The sight of him moving with his head held high and with real purpose made Erin’s heart light. On more than one occasion, Gale had driven all the
way to the site to drag him home and force him to rest and nag him that he wasn’t a machine.
“Need a hand?” Bo asked as she ran up behind her.
“Sure,” she said with a smile, even though she didn’t. “I thought you two were leaving today,” she said after Bo had taken half the beams.
“Ah, Charlie decided we should stay an extra day,” she said, hoisting the wood onto her shoulder. “Apparently some teenaged pups turned up at Tuck’s bar. No parents, no pack.”
“And she ran to scoop them up, huh?” she guessed.
“Yup,” Bo said with her dimpled smile shining proudly. “I figured I’d come make myself useful while my Alpha was off—”
“Alpha-ing,” Erin interjected.
“Exactly,” she replied with a laugh.
They trudged up three more flights. At the top, the tapered redbrick exterior was being converted into a glass enclosure.
In the room that was going to be a solarium, but now was little more than wood frames and bright blue tarps to keep the outside from coming in, Lucía had found refuge from the loudest construction mess. Even sitting cross-legged on a turned over bucket, she was magnificent.
“I’ll take these the rest of the way,” Bo said with a knowing smile when she saw Erin’s eyes on Lucía.
“Thanks,” she replied, unloading the heavy materials.
Bo took the extra beams like they were nothing but a box of pencils.
“Hey,” Erin said as she parted the plastic flaps keeping the dust out of the room.
“Hey yourself,” Lucía answered, looking up from her tablet.
“I thought you’d gone home,” she said, referring to the downtown Boston hotel were they’d been indulging in indoor plumbing, consistent electricity, and Wi-Fi.
“This is home,” she said with a raised eyebrow and a sideways grin.
Erin dropped her body at Lucía’s feet. “We’ve made some good progress today,” she informed. “I think six months is really looking realistic as a target date.”
“That’s wonderful, my love,” she replied, running her fingers through Erin’s sweaty hair as she used her legs as a backrest. “We will have to start planning a proper inauguration.”
“But not like a whole gala thing. More like a regular housewarming party where our friends bring us supermarket wine and maybe a plant or two,” she explained.
Lucía chuckled softly in nonverbal acceptance of her terms.
“Tracy and Charlie are probably going to be the only ones to do it right,” Erin added, thinking that Evelyn would probably be just as clueless as Lucía would be without her advice of how ordinary people moved in the world. “Your friends are likely to show up with wildly inappropriate offerings, and they’ll be terrible at party games.”
“You may not be entirely wrong,” she admitted with a nod.
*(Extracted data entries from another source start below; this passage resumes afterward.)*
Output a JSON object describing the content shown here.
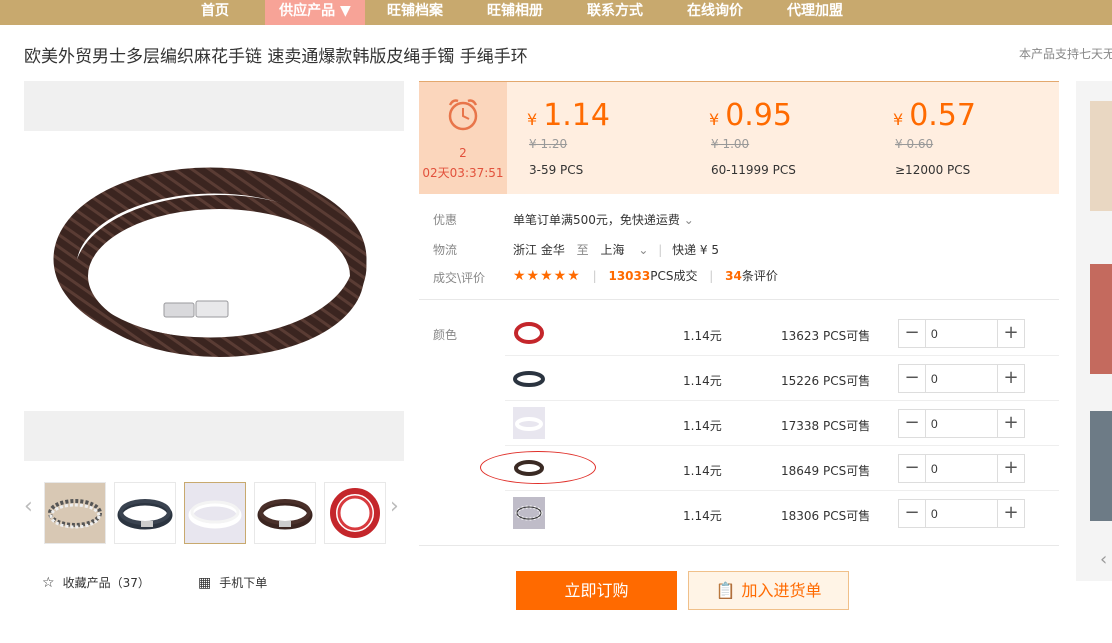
{
  "nav": {
    "items": [
      {
        "label": "首页"
      },
      {
        "label": "供应产品 ▼"
      },
      {
        "label": "旺铺档案"
      },
      {
        "label": "旺铺相册"
      },
      {
        "label": "联系方式"
      },
      {
        "label": "在线询价"
      },
      {
        "label": "代理加盟"
      }
    ],
    "active_index": 1
  },
  "product": {
    "title": "欧美外贸男士多层编织麻花手链 速卖通爆款韩版皮绳手镯 手绳手环",
    "notice": "本产品支持七天无"
  },
  "countdown": {
    "days": "2",
    "time": "02天03:37:51",
    "icon": "alarm-clock-icon"
  },
  "price_tiers": [
    {
      "currency": "¥",
      "price": "1.14",
      "old_price": "¥ 1.20",
      "range": "3-59  PCS"
    },
    {
      "currency": "¥",
      "price": "0.95",
      "old_price": "¥ 1.00",
      "range": "60-11999  PCS"
    },
    {
      "currency": "¥",
      "price": "0.57",
      "old_price": "¥ 0.60",
      "range": "≥12000  PCS"
    }
  ],
  "info": {
    "promo_label": "优惠",
    "promo_text": "单笔订单满500元，免快递运费",
    "logistics_label": "物流",
    "from": "浙江  金华",
    "to_word": "至",
    "to": "上海",
    "express": "快递 ¥ 5",
    "review_label": "成交\\评价",
    "stars": "★★★★★",
    "deals_num": "13033",
    "deals_suffix": "PCS成交",
    "reviews_num": "34",
    "reviews_suffix": "条评价"
  },
  "sku": {
    "label": "颜色",
    "rows": [
      {
        "price": "1.14元",
        "stock": "13623 PCS可售",
        "qty": "0",
        "color": "#c4262b"
      },
      {
        "price": "1.14元",
        "stock": "15226 PCS可售",
        "qty": "0",
        "color": "#2b3440"
      },
      {
        "price": "1.14元",
        "stock": "17338 PCS可售",
        "qty": "0",
        "color": "#e8e6ef"
      },
      {
        "price": "1.14元",
        "stock": "18649 PCS可售",
        "qty": "0",
        "color": "#3a2a24"
      },
      {
        "price": "1.14元",
        "stock": "18306 PCS可售",
        "qty": "0",
        "color": "#bfbcc8"
      }
    ]
  },
  "actions": {
    "buy": "立即订购",
    "cart": "加入进货单",
    "favorite": "收藏产品（37）",
    "mobile": "手机下单"
  },
  "colors": {
    "nav_bg": "#c8a96e",
    "nav_active": "#f7a397",
    "accent": "#ff6a00",
    "price_bg": "#ffeee0"
  }
}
Erin relaxed into the sensation of Lucía’s fingers in her scalp. Nothing could be more right than building their new home inside the shell of something old, their friends and family contributing to their foundation.
* * *
“I’m going to have to stop you right there,” the host of the cable news program said while the spiky-haired man was mid-rant about hoaxes and conspiracies. “We have live coverage from the congressional hearings. Let’s go there now,” she said before the image changed to a wood-paneled room.
Grave looking senators glowered at the three suited individuals at the table several feet below them. Days of testimony had culminated in the complete breakdown of the movie producers called as witnesses.
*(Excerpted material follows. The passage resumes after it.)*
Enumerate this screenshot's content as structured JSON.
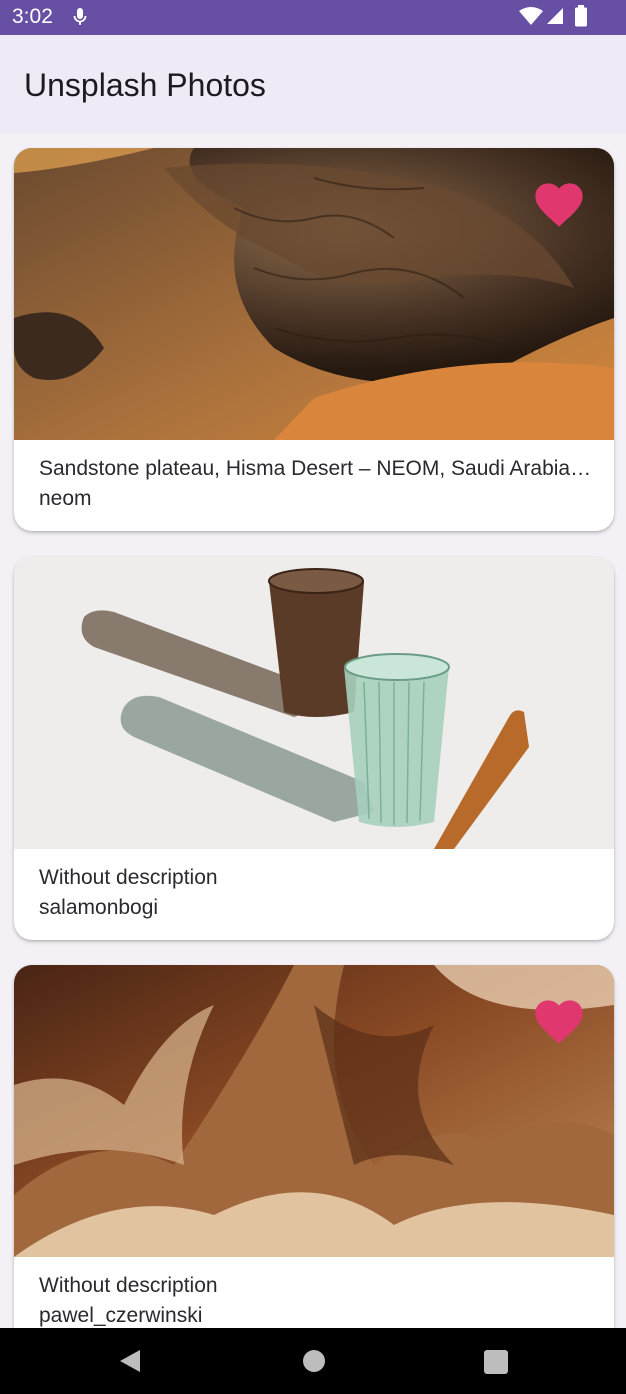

“Yes, Senator,” the woman in the middle said into the microphone. “We are prepared to admit—” the woman leaned over to a man on her left and whispered behind a yellow legal pad before continuing.
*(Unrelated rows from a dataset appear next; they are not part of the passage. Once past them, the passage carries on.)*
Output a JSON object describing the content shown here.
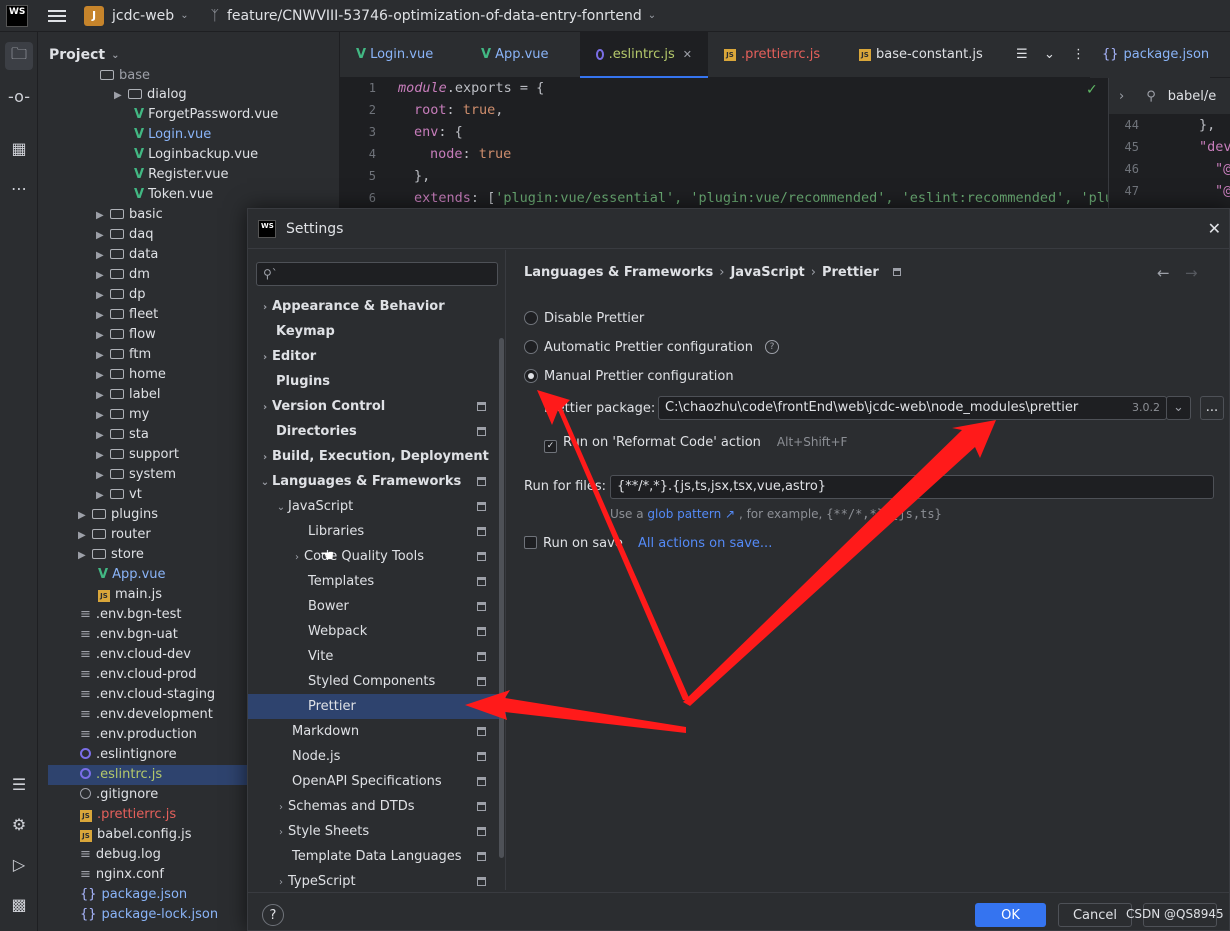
{
  "titlebar": {
    "logo": "WS",
    "project_badge": "J",
    "project_name": "jcdc-web",
    "branch": "feature/CNWVIII-53746-optimization-of-data-entry-fonrtend"
  },
  "project_panel": {
    "title": "Project",
    "rows": [
      {
        "label": "base"
      },
      {
        "label": "dialog"
      },
      {
        "label": "ForgetPassword.vue"
      },
      {
        "label": "Login.vue"
      },
      {
        "label": "Loginbackup.vue"
      },
      {
        "label": "Register.vue"
      },
      {
        "label": "Token.vue"
      },
      {
        "label": "basic"
      },
      {
        "label": "daq"
      },
      {
        "label": "data"
      },
      {
        "label": "dm"
      },
      {
        "label": "dp"
      },
      {
        "label": "fleet"
      },
      {
        "label": "flow"
      },
      {
        "label": "ftm"
      },
      {
        "label": "home"
      },
      {
        "label": "label"
      },
      {
        "label": "my"
      },
      {
        "label": "sta"
      },
      {
        "label": "support"
      },
      {
        "label": "system"
      },
      {
        "label": "vt"
      },
      {
        "label": "plugins"
      },
      {
        "label": "router"
      },
      {
        "label": "store"
      },
      {
        "label": "App.vue"
      },
      {
        "label": "main.js"
      },
      {
        "label": ".env.bgn-test"
      },
      {
        "label": ".env.bgn-uat"
      },
      {
        "label": ".env.cloud-dev"
      },
      {
        "label": ".env.cloud-prod"
      },
      {
        "label": ".env.cloud-staging"
      },
      {
        "label": ".env.development"
      },
      {
        "label": ".env.production"
      },
      {
        "label": ".eslintignore"
      },
      {
        "label": ".eslintrc.js"
      },
      {
        "label": ".gitignore"
      },
      {
        "label": ".prettierrc.js"
      },
      {
        "label": "babel.config.js"
      },
      {
        "label": "debug.log"
      },
      {
        "label": "nginx.conf"
      },
      {
        "label": "package.json"
      },
      {
        "label": "package-lock.json"
      }
    ]
  },
  "tabs": [
    {
      "label": "Login.vue"
    },
    {
      "label": "App.vue"
    },
    {
      "label": ".eslintrc.js"
    },
    {
      "label": ".prettierrc.js"
    },
    {
      "label": "base-constant.js"
    },
    {
      "label": "package.json"
    }
  ],
  "editor": {
    "line_numbers": [
      "1",
      "2",
      "3",
      "4",
      "5",
      "6"
    ],
    "lines": [
      {
        "a": "module",
        "b": ".exports = {"
      },
      {
        "a": "root",
        "b": ": ",
        "c": "true",
        "d": ","
      },
      {
        "a": "env",
        "b": ": {"
      },
      {
        "a": "node",
        "b": ": ",
        "c": "true"
      },
      {
        "a": "},"
      },
      {
        "a": "extends",
        "b": ": [",
        "c": "'plugin:vue/essential', 'plugin:vue/recommended', 'eslint:recommended', 'plug"
      }
    ]
  },
  "editor2": {
    "search": "babel/e",
    "line_numbers": [
      "44",
      "45",
      "46",
      "47"
    ],
    "lines": [
      "},",
      "\"dev",
      "\"@",
      "\"@"
    ]
  },
  "dialog": {
    "title": "Settings",
    "nav": [
      {
        "label": "Appearance & Behavior"
      },
      {
        "label": "Keymap"
      },
      {
        "label": "Editor"
      },
      {
        "label": "Plugins"
      },
      {
        "label": "Version Control"
      },
      {
        "label": "Directories"
      },
      {
        "label": "Build, Execution, Deployment"
      },
      {
        "label": "Languages & Frameworks"
      },
      {
        "label": "JavaScript"
      },
      {
        "label": "Libraries"
      },
      {
        "label": "Code Quality Tools"
      },
      {
        "label": "Templates"
      },
      {
        "label": "Bower"
      },
      {
        "label": "Webpack"
      },
      {
        "label": "Vite"
      },
      {
        "label": "Styled Components"
      },
      {
        "label": "Prettier"
      },
      {
        "label": "Markdown"
      },
      {
        "label": "Node.js"
      },
      {
        "label": "OpenAPI Specifications"
      },
      {
        "label": "Schemas and DTDs"
      },
      {
        "label": "Style Sheets"
      },
      {
        "label": "Template Data Languages"
      },
      {
        "label": "TypeScript"
      }
    ],
    "breadcrumb": [
      "Languages & Frameworks",
      "JavaScript",
      "Prettier"
    ],
    "options": {
      "disable": "Disable Prettier",
      "automatic": "Automatic Prettier configuration",
      "manual": "Manual Prettier configuration",
      "selected": "manual"
    },
    "package_label": "Prettier package:",
    "package_path": "C:\\chaozhu\\code\\frontEnd\\web\\jcdc-web\\node_modules\\prettier",
    "package_version": "3.0.2",
    "browse": "...",
    "reformat_label": "Run on 'Reformat Code' action",
    "reformat_shortcut": "Alt+Shift+F",
    "reformat_checked": true,
    "run_for_files_label": "Run for files:",
    "run_for_files_value": "{**/*,*}.{js,ts,jsx,tsx,vue,astro}",
    "hint_prefix": "Use a",
    "hint_link": "glob pattern ↗",
    "hint_suffix": ", for example,",
    "hint_example": "{**/*,*}.{js,ts}",
    "run_on_save_label": "Run on save",
    "run_on_save_checked": false,
    "all_actions": "All actions on save...",
    "ok": "OK",
    "cancel": "Cancel"
  },
  "watermark": "CSDN @QS8945",
  "colors": {
    "accent": "#3574f0",
    "arrow": "#ff1a1a",
    "selection": "#2e436e"
  }
}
“Regrettably,” she began again, “we made a decision in poor taste to promote our forthcoming urban fantasy series of movies by orchestrating a multifaceted publicity stunt. By using unknown actors,” she continued, while black and white headshots of actors that looked just like Ximen, Lucía, and the others flashed on the screen, “we coordinated what we hoped would be a viral social media sensation,” she admitted. “We did not anticipate that our marketing plan would cause such disruption and consternation,” she finished as if having read exactly what her lawyer had written.